Absolutely. For my first book, which looked at organized labor and politics in the 1950s and 1960s, I interviewed a number of union officials. For my second book, I talked to the younger brother of my main subject. And for one of my favorite articles – about two auto workers kissing each other in 1955 – I interviewed one of the two participants. I searched and searched for the other one but never could find her.
What was your experience with this?
Interviewing people has been transformative. The union officials gave me one of the key insights of my argument. I still remember the day one of my interviewees asked if I had read a particular book that was foundational for the union president’s politics. Of course, I hadn’t. So that afternoon I rushed off to the library to get a copy. The moment I read it I understood the politics I was studying with a depth I hadn’t come close to reaching before.

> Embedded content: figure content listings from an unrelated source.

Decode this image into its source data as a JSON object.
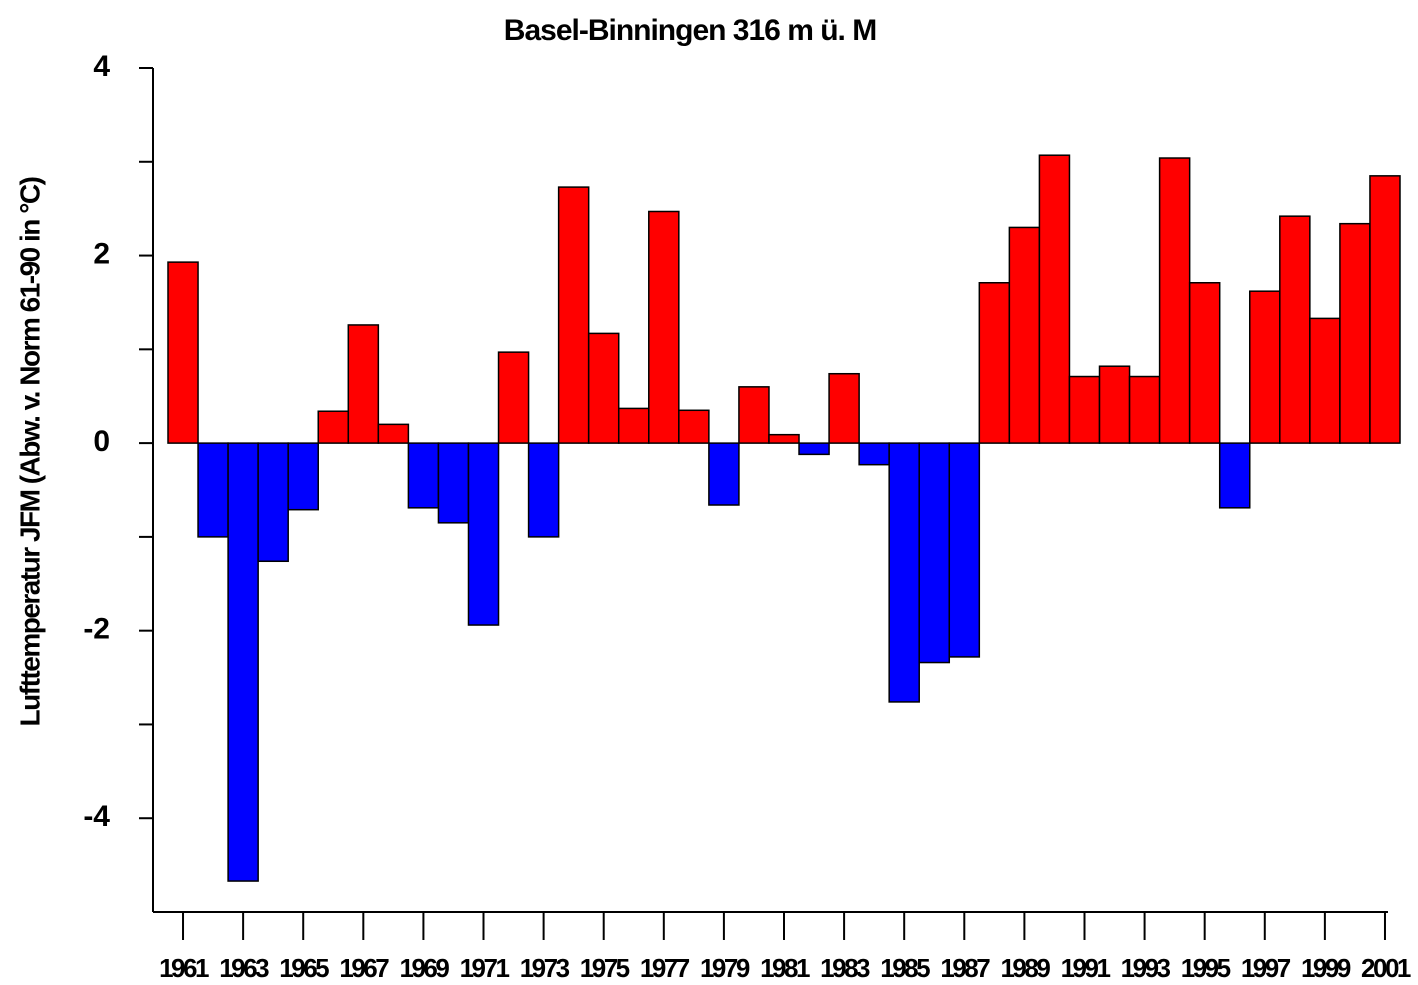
{
  "chart_data": {
    "type": "bar",
    "title": "Basel-Binningen 316 m ü. M",
    "y_label": "Lufttemperatur JFM (Abw. v. Norm 61-90 in °C)",
    "categories": [
      "1961",
      null,
      "1963",
      null,
      "1965",
      null,
      "1967",
      null,
      "1969",
      null,
      "1971",
      null,
      "1973",
      null,
      "1975",
      null,
      "1977",
      null,
      "1979",
      null,
      "1981",
      null,
      "1983",
      null,
      "1985",
      null,
      "1987",
      null,
      "1989",
      null,
      "1991",
      null,
      "1993",
      null,
      "1995",
      null,
      "1997",
      null,
      "1999",
      null,
      "2001"
    ],
    "values": [
      1.93,
      -1.0,
      -4.67,
      -1.26,
      -0.71,
      0.34,
      1.26,
      0.2,
      -0.69,
      -0.85,
      -1.94,
      0.97,
      -1.0,
      2.73,
      1.17,
      0.37,
      2.47,
      0.35,
      -0.66,
      0.6,
      0.09,
      -0.12,
      0.74,
      -0.23,
      -2.76,
      -2.34,
      -2.28,
      1.71,
      2.3,
      3.07,
      0.71,
      0.82,
      0.71,
      3.04,
      1.71,
      -0.69,
      1.62,
      2.42,
      1.33,
      2.34,
      2.85
    ],
    "colors": {
      "positive": "#ff0000",
      "negative": "#0000ff"
    },
    "ylim": [
      -5,
      4
    ],
    "yticks": [
      -4,
      -2,
      0,
      2,
      4
    ],
    "yminorticks": [
      -3,
      -1,
      1,
      3
    ],
    "grid": false
  }
}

The interview I had with the younger brother of my second book’s subject was even more important. I was trying to dig as deeply as I could into a family experience. He opened his family up to me. I owe him a great deal.
As for the kissing auto worker article, he made the article possible.
Do you analyze current events to those of the past to see how they may relate to each other?
Relating the past and the present is inevitable, I think, particularly when you teach modern American history. This past winter I taught a course in the United States from 1929 to 1968. I hadn’t meant the class to relate to current events in American politics. But again and again the connections came up, not simply because the times were charged – though they were – but because understanding the past gave depth to the present.
What is the most interesting thing that you’ve learned as a Historian?
Wow, that’s a tough question. I think the most important thing I’ve learned is the complexity of the human experience. When I was younger I tended to think of the past in clean terms, as if the past were straightforward. Now I like to imagine that I have a greater appreciation for the tensions and contradictions that run through people’s lives.
Do you feel it’s important to pass down history to our children and grandchildren?
There’s no doubt in my mind. I spend most of my time teaching students who are my kids’ ages. It’s the most rewarding thing I do.
Throughout any of your research, has genealogy or family history ever been a part of the project? If so, what was the involvement?
Family history had been fundamental to my work. Not my family’ history, I have to admit, but other people’s. Both my last book and the one I’m now completing are in many ways family histories, in fact. They deal with the relationships between husbands and wives, father and sons, brothers and sisters. I’ve dug deeply into genealogy: one of my proudest moments as a researcher was tracing an African-American family into slavery. And for my current book, genealogy is central to my analysis.
I did contact the family for my second book, with great results. For my current book, I haven’t, because as far as I know no one from the family’s direct line is alive anymore.
What type of research did you have to do to find family information?
I’ve used newspapers, government records, and first-hand accounts to find family information. Beyond interviews, first-hand accounts are tough to come by. Government records are fabulous. I hate to think how much of my life I’ve spent on Ancestry.com, searching for other people’s relatives.
What Do You Want People to Know About Being a Historian?
Being a historian is a great job. I get to spend my time with young people, talking about important issues. When I’m not doing that, I’m diving into subjects that I find profoundly compelling. And I get paid to do it. Who could ask for more than that?